Capital Raising Bolsters Investment Capacity

The Trust successfully completed a pro-rata entitlement offer and a shortfall offer in November and December 2025, raising a combined $267.9 million through the issuance of over 243 million new units at $1.10 each. This capital injection is intended to enable the Investment Manager to pursue additional credit and fixed income investments aligned with the Trust’s objective of providing monthly income to investors. The substantial increase in units on issue contributed to the growth in net assets, while the net tangible asset (NTA) per unit remained stable at approximately $1.10.

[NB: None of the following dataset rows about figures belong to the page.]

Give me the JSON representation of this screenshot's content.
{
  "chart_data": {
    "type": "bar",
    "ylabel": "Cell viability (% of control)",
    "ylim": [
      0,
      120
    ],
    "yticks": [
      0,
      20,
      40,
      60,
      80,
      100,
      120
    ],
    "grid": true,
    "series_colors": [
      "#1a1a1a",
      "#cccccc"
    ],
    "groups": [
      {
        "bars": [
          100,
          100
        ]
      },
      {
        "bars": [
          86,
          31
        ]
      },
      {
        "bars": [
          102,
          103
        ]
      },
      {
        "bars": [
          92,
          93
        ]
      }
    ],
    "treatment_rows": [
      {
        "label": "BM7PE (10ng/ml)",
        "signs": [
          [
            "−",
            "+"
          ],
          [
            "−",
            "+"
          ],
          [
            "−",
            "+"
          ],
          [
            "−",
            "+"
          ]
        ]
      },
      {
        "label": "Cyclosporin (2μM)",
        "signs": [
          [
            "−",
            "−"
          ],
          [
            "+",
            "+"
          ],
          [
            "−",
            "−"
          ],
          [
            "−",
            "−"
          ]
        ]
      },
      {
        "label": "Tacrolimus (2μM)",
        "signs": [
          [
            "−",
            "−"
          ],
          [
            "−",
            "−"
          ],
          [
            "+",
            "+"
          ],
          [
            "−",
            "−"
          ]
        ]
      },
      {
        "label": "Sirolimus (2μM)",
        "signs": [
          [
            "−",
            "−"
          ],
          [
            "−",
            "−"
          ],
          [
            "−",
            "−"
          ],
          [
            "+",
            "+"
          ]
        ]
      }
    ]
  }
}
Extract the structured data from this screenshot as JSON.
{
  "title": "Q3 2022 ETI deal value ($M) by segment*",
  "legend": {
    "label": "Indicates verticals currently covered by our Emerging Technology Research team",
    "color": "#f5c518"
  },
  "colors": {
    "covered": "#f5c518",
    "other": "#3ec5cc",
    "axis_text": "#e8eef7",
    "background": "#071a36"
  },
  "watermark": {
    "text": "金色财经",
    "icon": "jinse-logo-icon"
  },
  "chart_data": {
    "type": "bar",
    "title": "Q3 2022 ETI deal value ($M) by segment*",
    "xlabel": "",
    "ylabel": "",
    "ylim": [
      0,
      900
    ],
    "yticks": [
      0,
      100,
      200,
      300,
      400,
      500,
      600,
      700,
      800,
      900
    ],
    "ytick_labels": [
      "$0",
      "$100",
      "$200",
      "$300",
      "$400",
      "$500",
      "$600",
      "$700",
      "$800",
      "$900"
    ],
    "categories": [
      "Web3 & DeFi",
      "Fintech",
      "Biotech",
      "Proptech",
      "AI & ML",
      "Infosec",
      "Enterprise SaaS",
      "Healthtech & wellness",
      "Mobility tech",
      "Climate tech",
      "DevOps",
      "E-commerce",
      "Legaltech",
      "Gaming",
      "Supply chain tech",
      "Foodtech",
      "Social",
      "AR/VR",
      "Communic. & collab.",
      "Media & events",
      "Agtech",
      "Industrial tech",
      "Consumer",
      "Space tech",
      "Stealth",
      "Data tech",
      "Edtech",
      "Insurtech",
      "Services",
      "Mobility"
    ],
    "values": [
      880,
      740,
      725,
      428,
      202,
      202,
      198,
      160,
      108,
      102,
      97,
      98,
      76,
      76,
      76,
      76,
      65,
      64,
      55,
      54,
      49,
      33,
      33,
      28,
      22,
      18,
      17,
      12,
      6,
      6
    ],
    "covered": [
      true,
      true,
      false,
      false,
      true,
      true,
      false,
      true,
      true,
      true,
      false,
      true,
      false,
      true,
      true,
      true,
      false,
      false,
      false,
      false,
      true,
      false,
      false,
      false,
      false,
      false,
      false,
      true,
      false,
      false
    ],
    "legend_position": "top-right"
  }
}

Distributions and Earnings Per Unit

Distributions for the half-year were maintained at a consistent level, with a payout of approximately 3.8 cents per unit, closely mirroring the prior period’s 4.1 cents per unit. A subsequent distribution of 0.5970 cents per unit was declared in January 2026 and paid in February. Despite the increase in total profit, earnings per unit slightly decreased to 3.99 cents from 4.03 cents due to the dilution effect of the new units issued during the capital raising.

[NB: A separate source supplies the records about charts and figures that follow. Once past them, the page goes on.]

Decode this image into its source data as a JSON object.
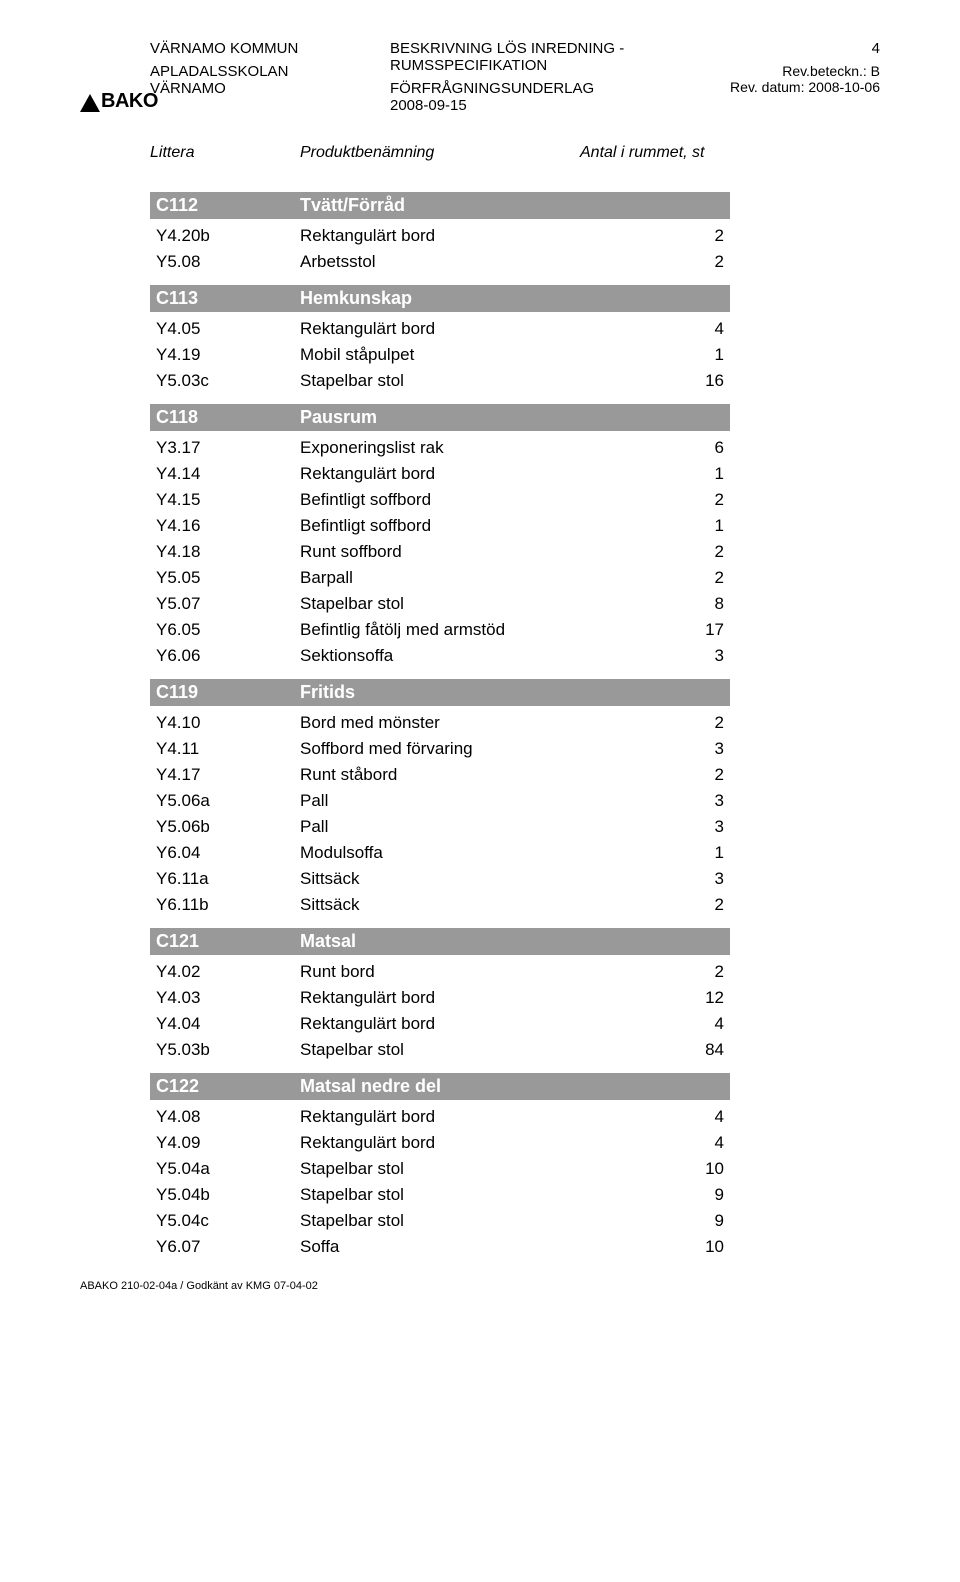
{
  "header": {
    "org": "VÄRNAMO KOMMUN",
    "school": "APLADALSSKOLAN",
    "city": "VÄRNAMO",
    "title": "BESKRIVNING LÖS INREDNING - RUMSSPECIFIKATION",
    "subtitle": "FÖRFRÅGNINGSUNDERLAG",
    "date": "2008-09-15",
    "page_number": "4",
    "rev_label": "Rev.beteckn.:",
    "rev_value": "B",
    "rev_date_label": "Rev. datum:",
    "rev_date_value": "2008-10-06",
    "logo_text": "BAKO"
  },
  "column_headers": {
    "c1": "Littera",
    "c2": "Produktbenämning",
    "c3": "Antal i rummet, st"
  },
  "sections": [
    {
      "code": "C112",
      "title": "Tvätt/Förråd",
      "rows": [
        {
          "code": "Y4.20b",
          "name": "Rektangulärt bord",
          "qty": "2"
        },
        {
          "code": "Y5.08",
          "name": "Arbetsstol",
          "qty": "2"
        }
      ]
    },
    {
      "code": "C113",
      "title": "Hemkunskap",
      "rows": [
        {
          "code": "Y4.05",
          "name": "Rektangulärt bord",
          "qty": "4"
        },
        {
          "code": "Y4.19",
          "name": "Mobil ståpulpet",
          "qty": "1"
        },
        {
          "code": "Y5.03c",
          "name": "Stapelbar stol",
          "qty": "16"
        }
      ]
    },
    {
      "code": "C118",
      "title": "Pausrum",
      "rows": [
        {
          "code": "Y3.17",
          "name": "Exponeringslist rak",
          "qty": "6"
        },
        {
          "code": "Y4.14",
          "name": "Rektangulärt bord",
          "qty": "1"
        },
        {
          "code": "Y4.15",
          "name": "Befintligt soffbord",
          "qty": "2"
        },
        {
          "code": "Y4.16",
          "name": "Befintligt soffbord",
          "qty": "1"
        },
        {
          "code": "Y4.18",
          "name": "Runt soffbord",
          "qty": "2"
        },
        {
          "code": "Y5.05",
          "name": "Barpall",
          "qty": "2"
        },
        {
          "code": "Y5.07",
          "name": "Stapelbar stol",
          "qty": "8"
        },
        {
          "code": "Y6.05",
          "name": "Befintlig fåtölj med armstöd",
          "qty": "17"
        },
        {
          "code": "Y6.06",
          "name": "Sektionsoffa",
          "qty": "3"
        }
      ]
    },
    {
      "code": "C119",
      "title": "Fritids",
      "rows": [
        {
          "code": "Y4.10",
          "name": "Bord med mönster",
          "qty": "2"
        },
        {
          "code": "Y4.11",
          "name": "Soffbord med förvaring",
          "qty": "3"
        },
        {
          "code": "Y4.17",
          "name": "Runt ståbord",
          "qty": "2"
        },
        {
          "code": "Y5.06a",
          "name": "Pall",
          "qty": "3"
        },
        {
          "code": "Y5.06b",
          "name": "Pall",
          "qty": "3"
        },
        {
          "code": "Y6.04",
          "name": "Modulsoffa",
          "qty": "1"
        },
        {
          "code": "Y6.11a",
          "name": "Sittsäck",
          "qty": "3"
        },
        {
          "code": "Y6.11b",
          "name": "Sittsäck",
          "qty": "2"
        }
      ]
    },
    {
      "code": "C121",
      "title": "Matsal",
      "rows": [
        {
          "code": "Y4.02",
          "name": "Runt bord",
          "qty": "2"
        },
        {
          "code": "Y4.03",
          "name": "Rektangulärt bord",
          "qty": "12"
        },
        {
          "code": "Y4.04",
          "name": "Rektangulärt bord",
          "qty": "4"
        },
        {
          "code": "Y5.03b",
          "name": "Stapelbar stol",
          "qty": "84"
        }
      ]
    },
    {
      "code": "C122",
      "title": "Matsal nedre del",
      "rows": [
        {
          "code": "Y4.08",
          "name": "Rektangulärt bord",
          "qty": "4"
        },
        {
          "code": "Y4.09",
          "name": "Rektangulärt bord",
          "qty": "4"
        },
        {
          "code": "Y5.04a",
          "name": "Stapelbar stol",
          "qty": "10"
        },
        {
          "code": "Y5.04b",
          "name": "Stapelbar stol",
          "qty": "9"
        },
        {
          "code": "Y5.04c",
          "name": "Stapelbar stol",
          "qty": "9"
        },
        {
          "code": "Y6.07",
          "name": "Soffa",
          "qty": "10"
        }
      ]
    }
  ],
  "footer": "ABAKO 210-02-04a / Godkänt av KMG 07-04-02",
  "style": {
    "section_header_bg": "#99999a",
    "section_header_fg": "#ffffff",
    "body_fg": "#000000",
    "font_family": "Arial, Helvetica, sans-serif"
  }
}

Governance and Auditor Review

The Trust saw some governance changes with the appointment of David Manoukian as Alternate Director for Phillip Blackmore and the resignation of Vicki Riggio from the same role. The financial statements for the half-year were reviewed by KPMG, who reported no independence issues and confirmed compliance with Australian accounting standards and the Corporations Act 2001. The Responsible Entity reaffirmed that the Trust remains well-positioned to meet its investment objectives and obligations.

Outlook

Looking ahead, the Trust will continue to actively manage its diversified credit and fixed income portfolio with a risk-aware approach. While past performance is not indicative of future results, the capital raising provides the Trust with enhanced capacity to capitalize on investment opportunities in the evolving credit markets. Investors will be watching closely how the Trust balances growth, income distributions, and market conditions in the coming periods.

Bottom Line?

Perpetual Credit Income Trust’s strong capital raising and portfolio performance set the stage for continued income generation amid evolving credit markets.

Questions in the middle?

  • How will the recent capital raising impact future distribution sustainability?
  • What strategies will the Investment Manager employ to navigate potential credit market volatility?
  • Could further governance changes influence the Trust’s strategic direction?